Frente a isto é facilmente compreensível que consideremos que todo ser humano deve ser capaz de saber usar a força e a violência. Para se defender, e para atacar. Saber agir num dado momento, pra se defender, e deixar de achar que sempre haverá algo ou alguém que o fará no nosso lugar, por nós e para nós.
Escolher representantes não nos salvará dos insultos, das humilhações ou dos golpes; permitir que a nossa segurança dependa do macho da família, seja ele namorado, pai, ou irmão, não resolve nada, tampouco quando estamos em risco – tantas são as mortes de mulheres, que depois de mortas, não há socorro patriarcal que a salve! Sem falar que a maior porcentagem das agressões são realizadas no círculo das pessoas mais próximas.

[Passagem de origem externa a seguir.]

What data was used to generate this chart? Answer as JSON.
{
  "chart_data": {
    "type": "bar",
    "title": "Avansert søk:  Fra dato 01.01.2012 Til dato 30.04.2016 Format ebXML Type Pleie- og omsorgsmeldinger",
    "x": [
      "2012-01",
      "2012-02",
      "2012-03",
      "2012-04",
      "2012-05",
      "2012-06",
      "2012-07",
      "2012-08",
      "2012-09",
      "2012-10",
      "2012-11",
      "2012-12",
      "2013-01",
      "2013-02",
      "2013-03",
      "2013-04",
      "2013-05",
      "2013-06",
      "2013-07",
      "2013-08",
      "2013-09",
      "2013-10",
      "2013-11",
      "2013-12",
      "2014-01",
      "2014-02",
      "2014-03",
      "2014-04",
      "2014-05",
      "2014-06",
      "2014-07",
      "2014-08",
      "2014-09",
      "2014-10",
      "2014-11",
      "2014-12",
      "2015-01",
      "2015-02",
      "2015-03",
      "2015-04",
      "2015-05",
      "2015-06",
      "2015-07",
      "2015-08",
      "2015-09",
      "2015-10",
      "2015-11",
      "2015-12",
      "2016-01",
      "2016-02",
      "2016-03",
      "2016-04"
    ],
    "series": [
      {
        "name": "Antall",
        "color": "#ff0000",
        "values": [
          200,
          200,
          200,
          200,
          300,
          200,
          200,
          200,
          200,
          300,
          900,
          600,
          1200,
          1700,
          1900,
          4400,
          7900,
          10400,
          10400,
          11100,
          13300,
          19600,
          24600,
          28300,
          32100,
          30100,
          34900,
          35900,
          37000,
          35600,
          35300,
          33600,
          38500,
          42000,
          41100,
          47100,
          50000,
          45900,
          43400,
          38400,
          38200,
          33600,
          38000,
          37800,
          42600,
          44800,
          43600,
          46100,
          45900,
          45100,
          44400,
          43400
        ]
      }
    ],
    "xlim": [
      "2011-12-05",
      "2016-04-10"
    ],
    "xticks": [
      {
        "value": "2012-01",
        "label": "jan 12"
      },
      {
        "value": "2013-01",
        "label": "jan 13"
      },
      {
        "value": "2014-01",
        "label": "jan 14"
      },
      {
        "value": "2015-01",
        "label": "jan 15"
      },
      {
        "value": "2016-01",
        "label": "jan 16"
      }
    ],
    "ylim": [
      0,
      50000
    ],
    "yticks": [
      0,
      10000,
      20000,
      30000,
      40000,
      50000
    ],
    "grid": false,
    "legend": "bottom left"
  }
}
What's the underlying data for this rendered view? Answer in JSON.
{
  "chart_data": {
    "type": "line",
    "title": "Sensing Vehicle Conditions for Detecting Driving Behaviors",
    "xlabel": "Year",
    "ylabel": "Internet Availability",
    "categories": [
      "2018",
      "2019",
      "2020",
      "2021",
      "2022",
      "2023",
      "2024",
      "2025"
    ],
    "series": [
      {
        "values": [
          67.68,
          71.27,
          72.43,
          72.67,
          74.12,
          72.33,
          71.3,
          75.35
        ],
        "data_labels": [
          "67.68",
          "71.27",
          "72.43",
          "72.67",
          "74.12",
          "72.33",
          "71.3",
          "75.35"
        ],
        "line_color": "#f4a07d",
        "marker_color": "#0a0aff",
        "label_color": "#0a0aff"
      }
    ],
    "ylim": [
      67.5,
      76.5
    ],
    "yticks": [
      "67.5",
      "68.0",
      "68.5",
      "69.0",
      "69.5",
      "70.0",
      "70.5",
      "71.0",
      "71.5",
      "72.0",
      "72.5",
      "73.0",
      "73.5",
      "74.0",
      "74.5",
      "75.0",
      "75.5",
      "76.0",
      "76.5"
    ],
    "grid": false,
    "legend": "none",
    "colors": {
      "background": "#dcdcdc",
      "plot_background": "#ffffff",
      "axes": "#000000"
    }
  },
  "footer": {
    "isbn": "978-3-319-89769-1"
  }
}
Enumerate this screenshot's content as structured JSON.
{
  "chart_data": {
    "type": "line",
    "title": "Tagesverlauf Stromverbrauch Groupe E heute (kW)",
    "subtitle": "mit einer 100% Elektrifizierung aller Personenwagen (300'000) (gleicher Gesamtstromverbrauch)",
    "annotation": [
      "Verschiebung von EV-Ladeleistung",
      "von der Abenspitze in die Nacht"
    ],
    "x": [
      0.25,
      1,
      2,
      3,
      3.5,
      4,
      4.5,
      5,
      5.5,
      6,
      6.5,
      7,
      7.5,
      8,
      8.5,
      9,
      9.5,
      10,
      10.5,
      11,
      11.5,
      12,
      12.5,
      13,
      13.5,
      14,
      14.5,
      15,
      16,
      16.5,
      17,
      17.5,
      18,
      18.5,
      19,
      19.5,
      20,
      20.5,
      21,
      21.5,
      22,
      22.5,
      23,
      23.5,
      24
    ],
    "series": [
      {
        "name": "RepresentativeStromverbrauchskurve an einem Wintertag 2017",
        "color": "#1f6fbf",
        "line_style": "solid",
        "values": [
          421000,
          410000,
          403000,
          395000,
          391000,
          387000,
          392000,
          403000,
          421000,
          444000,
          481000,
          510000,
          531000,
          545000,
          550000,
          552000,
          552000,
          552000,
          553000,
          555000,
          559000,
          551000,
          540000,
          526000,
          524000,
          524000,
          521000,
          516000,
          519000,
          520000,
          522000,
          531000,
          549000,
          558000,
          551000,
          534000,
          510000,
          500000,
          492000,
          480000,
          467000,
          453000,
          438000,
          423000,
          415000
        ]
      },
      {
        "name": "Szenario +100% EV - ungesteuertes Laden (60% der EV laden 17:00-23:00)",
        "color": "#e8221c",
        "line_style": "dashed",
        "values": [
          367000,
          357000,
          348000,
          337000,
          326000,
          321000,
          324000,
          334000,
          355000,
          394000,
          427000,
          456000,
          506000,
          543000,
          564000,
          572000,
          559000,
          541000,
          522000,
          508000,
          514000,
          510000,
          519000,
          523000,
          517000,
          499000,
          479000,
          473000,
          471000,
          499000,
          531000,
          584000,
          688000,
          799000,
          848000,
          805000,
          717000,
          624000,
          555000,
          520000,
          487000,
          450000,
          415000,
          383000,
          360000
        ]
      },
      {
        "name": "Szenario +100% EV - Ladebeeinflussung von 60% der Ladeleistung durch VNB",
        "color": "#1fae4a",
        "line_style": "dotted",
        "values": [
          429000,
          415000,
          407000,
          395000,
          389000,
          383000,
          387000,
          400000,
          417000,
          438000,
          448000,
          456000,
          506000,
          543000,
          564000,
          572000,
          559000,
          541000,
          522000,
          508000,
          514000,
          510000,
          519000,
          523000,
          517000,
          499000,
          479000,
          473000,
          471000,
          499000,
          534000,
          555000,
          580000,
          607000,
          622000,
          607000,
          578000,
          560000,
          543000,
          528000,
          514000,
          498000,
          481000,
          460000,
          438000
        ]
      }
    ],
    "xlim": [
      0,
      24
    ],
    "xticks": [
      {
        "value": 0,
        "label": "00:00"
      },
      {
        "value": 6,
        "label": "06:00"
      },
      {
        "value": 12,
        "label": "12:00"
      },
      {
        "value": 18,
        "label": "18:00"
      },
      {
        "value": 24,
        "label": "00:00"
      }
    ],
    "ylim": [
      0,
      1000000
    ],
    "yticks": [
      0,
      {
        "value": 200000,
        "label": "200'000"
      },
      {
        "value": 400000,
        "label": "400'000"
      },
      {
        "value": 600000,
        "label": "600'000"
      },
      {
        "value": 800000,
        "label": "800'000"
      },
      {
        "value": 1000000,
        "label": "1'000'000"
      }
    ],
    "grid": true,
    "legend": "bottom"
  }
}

Não são poucas as mulheres que, depois de uma agressão ou qualquer ato de violação, procuram um homem pra defendê-las. Nestes casos, é comum os homens reagirem em defesa do que “é deles”, defendendo a “sua” mulher; ou seja, exercem o mesmo sentimento de posse que se produz quando para proteger seu carro, carteira, bicicleta, enfim, sua propriedade. Contar com um poder judiciário que pelo fato de nutrir e ostentar a ordem hegemônica, é patriarcal e machista, poucas vezes nos ajudará... no máximo, condenará o culpado – não que isto seja pouco, mas será suficiente depois de um estupro, por exemplo?
Como e em muitos casos qual é a assistência à mulher que recebemos? Não é por acaso que os meios de assistência à mulher e a forma com a qual tratam as agressões domésticas, resultam ser meios machistas e muito paternalistas. Os mecanismos legais e institucionais são espaços válidos e a serem garantidos e defendidos, mas a nossa segurança, a nossa vida e a nossa liberdade não podem nem devem depender deles. Saber agir direta e diretivamente, é saber gritar por si mesma e lutar com aquilo que de fato está sempre conosco: a nossa própria força física.
            Você mulher, lésbica, homossexual, transexual, travesti, transgênero, prostituta e prostituto,

            CONTRA A VIOLÊNCIA E A OFENSA, ORGANIZEMOS NOSSA AUTODEFESA!